Computation requires resources. In the world of machines it requires electricity, storage capacity, etc. If for example we look at the Bitcoin network then we can see the cost of generating a Bitcoin (estimated between $3000-6000). This cost is due to the cost of the electricity which it takes to generate the Bitcoin and many other factors. In other words all computation costs something in resources which means no computation is "free computation".

Humans compute as well. Human computation has a resource cost measured in "calories". Thinking is a behavior and all behaviors burn calories. Computational kindness is an important concept because it recognizes that asking a person to think very hard about something is resource expensive.

For example our laws are very computationally expensive. In order to follow the law a person must learn about the laws that exist. The "Ignorantia juris non excusat" passes the computational cost onto the law abiding citizen. It says you do not have permission to use ignorance as an excuse for breaking the law. The problem is all human beings are involuntarily ignorant which means this quote requires that humans go beyond human physiology to keep up with the law or that humans hire legal counsel to help then navigate the laws which they don't know exist.

Computational kindness is about reducing the computation resource cost in order to save energy for someone else. So for example if you as a favor decide to be nice and think on behalf of someone else, it can save the other person resources. Knowledge if it does exist is only going to be helpful if it can save people resources which includes the time to process the knowledge.

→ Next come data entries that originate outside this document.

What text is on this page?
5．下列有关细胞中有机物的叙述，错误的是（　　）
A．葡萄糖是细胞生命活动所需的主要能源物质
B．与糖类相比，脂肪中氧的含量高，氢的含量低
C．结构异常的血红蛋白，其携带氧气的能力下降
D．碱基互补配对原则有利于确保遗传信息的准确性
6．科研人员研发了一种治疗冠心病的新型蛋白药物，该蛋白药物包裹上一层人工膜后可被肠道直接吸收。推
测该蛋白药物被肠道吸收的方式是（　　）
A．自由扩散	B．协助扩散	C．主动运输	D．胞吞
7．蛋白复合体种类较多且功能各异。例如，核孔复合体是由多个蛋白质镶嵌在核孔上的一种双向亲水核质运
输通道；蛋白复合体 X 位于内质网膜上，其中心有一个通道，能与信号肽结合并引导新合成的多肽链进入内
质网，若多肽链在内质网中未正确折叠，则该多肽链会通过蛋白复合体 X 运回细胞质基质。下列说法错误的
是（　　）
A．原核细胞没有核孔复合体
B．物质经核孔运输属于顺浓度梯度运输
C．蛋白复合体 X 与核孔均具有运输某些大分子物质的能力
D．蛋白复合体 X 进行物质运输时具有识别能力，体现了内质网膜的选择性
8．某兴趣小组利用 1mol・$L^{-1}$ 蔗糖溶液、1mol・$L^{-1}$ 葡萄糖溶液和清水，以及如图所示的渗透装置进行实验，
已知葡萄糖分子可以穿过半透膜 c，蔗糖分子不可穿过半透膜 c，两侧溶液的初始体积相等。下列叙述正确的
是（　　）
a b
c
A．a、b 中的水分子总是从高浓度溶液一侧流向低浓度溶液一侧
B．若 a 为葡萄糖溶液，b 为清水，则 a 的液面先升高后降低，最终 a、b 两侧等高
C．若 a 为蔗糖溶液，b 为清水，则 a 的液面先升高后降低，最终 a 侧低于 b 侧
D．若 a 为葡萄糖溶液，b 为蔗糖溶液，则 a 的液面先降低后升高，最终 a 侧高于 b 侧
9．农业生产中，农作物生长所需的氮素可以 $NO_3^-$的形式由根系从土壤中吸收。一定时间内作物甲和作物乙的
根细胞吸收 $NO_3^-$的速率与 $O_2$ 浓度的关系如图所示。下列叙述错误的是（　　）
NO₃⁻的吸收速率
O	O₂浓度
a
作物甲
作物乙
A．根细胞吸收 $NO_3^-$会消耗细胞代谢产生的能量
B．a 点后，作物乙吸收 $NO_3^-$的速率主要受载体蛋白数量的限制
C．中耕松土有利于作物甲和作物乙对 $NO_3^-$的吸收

To simply give everyone a library of all the math formulas of the earth is not going to make everyone into a mathematician but if you can develop some useful apps, tools, which can apply these math formulas when the person needs them, without the person having to invest their own computation resources, this allows the person to spend their scarce computational resources on something more important to them.

  • If you remember something for someone else who does not have a memory as good as yours then this is an example of computational kindness.
  • If you can make decisions on behalf of someone else (with their permission) then you are sparing them resources.
  • If you analyze data for someone else and return the result, then you're saving them resources.